Organisasi US-Pinoys for Good Governance (USP4GG) mengusulkan pembentukan zona pariwisata di perairan tersebut yang diklaim – baik seluruhnya maupun sebagian – oleh China, Vietnam, Taiwan, Filipina, Malaysia dan Brunei.
Eric Lachica dari organisasi itu mengatakan zona pariwisata adalah cara terbaik mengatasi klaim-klaim yang tumpang tindih itu di mana masing-masing pihak memiliki proyek pembangunan di sana.
“Mari lindungi semua kepentingan kita. China punya sembilan proyek, Filipina punya sembilan, Malaysia punya lima, Vietnam memiliki 48. Jadi saya pikir untuk melindungi kepemilikan mereka di sana, ini adalah solusi terbaik. Dengan solusi ini, mereka tidak terlalu dipusingkan lagi secara militer sekaligus meningkatkan daya perekonomian mereka,” kata Lachica.
Saat ini, setidaknya tiga pihak yaitu Malaysia, Vietnam dan China mengoperasikan daerah tujuan wisata di kepulauan Spratly dan pulau-pulau lain yang juga disengketakan di Laut China Selatan.
Lachica mengatakan gagasan tersebut muncul seusai bertemu Eugenio Bito-onon, walikota sejumlah pulau yang dikuasai Filipina di Spratly. Bagi orang Filipina, kepulauan itu disebut dengan Kalayaan.

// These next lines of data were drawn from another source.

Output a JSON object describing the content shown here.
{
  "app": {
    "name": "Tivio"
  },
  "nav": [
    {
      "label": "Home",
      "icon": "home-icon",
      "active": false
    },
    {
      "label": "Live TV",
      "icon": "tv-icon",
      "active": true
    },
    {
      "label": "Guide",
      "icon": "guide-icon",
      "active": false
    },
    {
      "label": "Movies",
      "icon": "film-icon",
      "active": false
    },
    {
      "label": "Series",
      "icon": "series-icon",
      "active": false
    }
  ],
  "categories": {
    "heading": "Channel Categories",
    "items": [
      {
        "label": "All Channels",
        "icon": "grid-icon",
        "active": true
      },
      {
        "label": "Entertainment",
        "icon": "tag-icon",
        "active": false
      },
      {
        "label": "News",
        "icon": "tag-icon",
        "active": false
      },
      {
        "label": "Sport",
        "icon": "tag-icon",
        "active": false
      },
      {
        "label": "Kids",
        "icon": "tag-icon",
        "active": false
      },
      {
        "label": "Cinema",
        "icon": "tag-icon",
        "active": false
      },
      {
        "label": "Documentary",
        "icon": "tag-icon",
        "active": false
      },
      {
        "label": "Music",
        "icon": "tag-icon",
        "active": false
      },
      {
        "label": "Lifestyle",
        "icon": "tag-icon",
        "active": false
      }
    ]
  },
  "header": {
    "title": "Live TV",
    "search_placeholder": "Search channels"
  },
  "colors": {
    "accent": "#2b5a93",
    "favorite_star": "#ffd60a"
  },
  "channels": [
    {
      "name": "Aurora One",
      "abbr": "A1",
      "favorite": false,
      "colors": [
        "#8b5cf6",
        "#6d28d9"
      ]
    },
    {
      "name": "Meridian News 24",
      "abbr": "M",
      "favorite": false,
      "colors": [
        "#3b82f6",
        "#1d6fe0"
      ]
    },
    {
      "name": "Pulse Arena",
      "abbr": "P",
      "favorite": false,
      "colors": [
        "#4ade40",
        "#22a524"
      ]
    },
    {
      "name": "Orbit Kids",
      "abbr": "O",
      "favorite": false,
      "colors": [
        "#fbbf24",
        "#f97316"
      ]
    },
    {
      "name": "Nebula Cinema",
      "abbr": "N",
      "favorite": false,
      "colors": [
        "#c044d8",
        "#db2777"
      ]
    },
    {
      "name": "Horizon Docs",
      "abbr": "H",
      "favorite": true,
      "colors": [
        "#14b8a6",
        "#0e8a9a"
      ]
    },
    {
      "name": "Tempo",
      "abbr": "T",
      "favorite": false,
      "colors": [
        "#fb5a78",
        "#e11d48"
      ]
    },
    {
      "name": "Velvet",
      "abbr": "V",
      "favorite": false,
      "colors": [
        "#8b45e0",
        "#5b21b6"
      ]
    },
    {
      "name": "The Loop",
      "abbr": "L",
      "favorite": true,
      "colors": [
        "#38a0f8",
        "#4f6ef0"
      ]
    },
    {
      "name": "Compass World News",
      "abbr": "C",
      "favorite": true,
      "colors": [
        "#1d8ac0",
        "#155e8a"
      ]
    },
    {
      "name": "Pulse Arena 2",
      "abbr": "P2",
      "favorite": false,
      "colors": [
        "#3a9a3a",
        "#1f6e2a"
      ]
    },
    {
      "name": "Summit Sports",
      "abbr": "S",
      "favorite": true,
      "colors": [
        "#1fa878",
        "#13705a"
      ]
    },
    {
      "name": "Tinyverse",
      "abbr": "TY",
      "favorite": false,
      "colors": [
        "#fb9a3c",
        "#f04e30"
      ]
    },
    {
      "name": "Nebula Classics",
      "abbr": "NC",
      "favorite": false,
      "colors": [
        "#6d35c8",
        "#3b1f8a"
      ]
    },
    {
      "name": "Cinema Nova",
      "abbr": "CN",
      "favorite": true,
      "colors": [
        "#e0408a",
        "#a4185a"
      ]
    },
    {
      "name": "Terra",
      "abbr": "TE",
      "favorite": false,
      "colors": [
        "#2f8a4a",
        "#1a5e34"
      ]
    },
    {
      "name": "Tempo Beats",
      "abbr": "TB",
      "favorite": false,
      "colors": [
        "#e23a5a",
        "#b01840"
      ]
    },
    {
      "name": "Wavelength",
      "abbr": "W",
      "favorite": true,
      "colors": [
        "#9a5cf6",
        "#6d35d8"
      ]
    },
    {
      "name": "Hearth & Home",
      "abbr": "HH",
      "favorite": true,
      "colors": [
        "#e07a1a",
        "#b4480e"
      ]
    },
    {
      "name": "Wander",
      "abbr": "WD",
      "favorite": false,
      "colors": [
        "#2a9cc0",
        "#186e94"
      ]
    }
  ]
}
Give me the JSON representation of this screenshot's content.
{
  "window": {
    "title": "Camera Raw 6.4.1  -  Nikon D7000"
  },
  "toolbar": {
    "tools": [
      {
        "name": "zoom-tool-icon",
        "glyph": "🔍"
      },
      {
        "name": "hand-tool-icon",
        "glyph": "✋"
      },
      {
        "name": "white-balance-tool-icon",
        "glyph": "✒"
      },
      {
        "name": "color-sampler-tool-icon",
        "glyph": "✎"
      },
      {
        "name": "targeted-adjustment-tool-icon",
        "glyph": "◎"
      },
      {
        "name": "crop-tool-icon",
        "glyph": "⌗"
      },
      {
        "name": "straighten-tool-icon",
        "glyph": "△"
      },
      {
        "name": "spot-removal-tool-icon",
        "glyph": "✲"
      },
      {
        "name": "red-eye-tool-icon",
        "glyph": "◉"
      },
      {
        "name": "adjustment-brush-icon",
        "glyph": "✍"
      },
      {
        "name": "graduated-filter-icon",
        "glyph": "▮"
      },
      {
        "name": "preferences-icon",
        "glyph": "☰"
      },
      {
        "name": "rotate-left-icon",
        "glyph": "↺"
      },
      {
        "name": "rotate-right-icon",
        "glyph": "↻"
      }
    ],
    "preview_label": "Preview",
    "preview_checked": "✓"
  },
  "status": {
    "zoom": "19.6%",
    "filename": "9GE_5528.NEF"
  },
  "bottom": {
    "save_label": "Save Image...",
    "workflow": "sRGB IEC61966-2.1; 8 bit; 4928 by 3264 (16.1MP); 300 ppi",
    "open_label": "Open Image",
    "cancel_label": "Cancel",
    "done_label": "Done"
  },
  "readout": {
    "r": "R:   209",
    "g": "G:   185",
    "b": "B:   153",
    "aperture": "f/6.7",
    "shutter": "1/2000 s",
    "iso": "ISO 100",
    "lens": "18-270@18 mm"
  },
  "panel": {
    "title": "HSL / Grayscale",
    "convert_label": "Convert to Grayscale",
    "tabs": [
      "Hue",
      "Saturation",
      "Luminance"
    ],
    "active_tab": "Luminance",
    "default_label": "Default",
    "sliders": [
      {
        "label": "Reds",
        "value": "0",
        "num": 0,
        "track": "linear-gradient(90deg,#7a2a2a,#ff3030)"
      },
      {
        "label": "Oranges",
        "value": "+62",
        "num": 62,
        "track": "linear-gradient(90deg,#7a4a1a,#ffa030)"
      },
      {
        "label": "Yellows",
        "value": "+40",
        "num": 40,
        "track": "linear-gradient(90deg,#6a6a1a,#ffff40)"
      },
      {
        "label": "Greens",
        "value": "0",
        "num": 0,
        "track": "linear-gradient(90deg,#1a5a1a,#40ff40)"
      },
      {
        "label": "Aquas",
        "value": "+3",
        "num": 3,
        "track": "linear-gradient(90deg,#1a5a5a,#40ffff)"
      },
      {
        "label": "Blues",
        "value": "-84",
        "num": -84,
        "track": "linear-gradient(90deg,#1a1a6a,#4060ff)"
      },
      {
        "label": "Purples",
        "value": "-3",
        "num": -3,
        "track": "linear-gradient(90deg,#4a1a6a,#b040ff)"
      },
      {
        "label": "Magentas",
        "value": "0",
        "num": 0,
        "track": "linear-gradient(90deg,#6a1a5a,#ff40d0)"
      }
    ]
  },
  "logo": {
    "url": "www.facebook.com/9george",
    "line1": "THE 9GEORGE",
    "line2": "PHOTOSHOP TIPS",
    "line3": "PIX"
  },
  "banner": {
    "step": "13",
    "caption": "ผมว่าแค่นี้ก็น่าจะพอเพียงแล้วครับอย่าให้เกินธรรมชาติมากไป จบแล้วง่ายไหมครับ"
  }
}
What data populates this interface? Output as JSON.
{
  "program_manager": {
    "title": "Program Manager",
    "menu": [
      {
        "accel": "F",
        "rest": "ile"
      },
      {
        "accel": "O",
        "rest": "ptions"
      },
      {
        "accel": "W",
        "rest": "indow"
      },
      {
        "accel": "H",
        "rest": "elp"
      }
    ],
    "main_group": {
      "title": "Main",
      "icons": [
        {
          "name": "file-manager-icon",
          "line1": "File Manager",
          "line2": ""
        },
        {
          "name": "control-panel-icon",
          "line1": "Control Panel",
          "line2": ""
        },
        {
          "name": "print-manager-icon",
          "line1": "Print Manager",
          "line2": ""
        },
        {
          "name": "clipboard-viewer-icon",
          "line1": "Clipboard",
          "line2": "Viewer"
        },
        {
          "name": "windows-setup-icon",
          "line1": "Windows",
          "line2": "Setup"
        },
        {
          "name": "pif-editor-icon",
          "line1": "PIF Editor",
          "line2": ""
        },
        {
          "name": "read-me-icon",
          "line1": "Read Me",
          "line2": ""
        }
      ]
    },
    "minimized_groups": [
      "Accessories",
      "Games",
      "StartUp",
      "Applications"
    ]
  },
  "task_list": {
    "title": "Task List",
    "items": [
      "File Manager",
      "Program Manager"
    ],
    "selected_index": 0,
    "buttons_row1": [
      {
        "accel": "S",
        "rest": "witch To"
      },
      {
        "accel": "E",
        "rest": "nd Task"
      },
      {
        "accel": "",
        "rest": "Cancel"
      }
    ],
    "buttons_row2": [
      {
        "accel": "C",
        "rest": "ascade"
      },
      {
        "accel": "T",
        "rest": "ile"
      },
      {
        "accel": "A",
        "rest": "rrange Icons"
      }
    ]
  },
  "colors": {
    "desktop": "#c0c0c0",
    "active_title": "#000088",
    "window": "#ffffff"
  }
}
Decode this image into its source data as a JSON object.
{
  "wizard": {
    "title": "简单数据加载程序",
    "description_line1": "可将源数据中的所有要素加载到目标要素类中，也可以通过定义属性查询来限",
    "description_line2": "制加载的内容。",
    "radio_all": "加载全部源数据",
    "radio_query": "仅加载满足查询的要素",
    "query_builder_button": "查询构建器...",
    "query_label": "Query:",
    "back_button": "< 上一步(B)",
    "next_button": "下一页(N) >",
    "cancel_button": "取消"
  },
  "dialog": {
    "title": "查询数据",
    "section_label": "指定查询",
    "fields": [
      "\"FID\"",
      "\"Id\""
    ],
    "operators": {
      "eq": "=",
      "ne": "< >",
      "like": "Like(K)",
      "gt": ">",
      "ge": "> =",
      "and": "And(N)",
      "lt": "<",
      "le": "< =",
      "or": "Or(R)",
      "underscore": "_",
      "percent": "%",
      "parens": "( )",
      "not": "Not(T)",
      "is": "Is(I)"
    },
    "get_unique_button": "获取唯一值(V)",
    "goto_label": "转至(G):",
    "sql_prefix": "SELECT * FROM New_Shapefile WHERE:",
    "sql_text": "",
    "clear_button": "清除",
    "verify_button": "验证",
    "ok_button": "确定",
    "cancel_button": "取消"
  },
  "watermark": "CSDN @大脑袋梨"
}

Bito-onon hari Minggu (23/8) mengatakan kepada wartawan di Manila ia sudah lama memiliki gagasan “pariwisata demi perdamaian” ini.
“Tetapi dalam kapasitas saya sebagai pemerintah lokal, akan butuh waktu lama untuk menyiapkan diri sebelum kami bisa nyaman menyambut turis disana. Hal itu juga akan sulit tanpa kebijakan di tingkat nasional,” ujarnya.
Lachica mengatakan skenario yang ideal adalah Senat Filipina mengesahkan resolusi yang didukung presiden sehingga Filipina bisa mengajukan gagasan itu kepada China dan ke-10 negara anggota ASEAN.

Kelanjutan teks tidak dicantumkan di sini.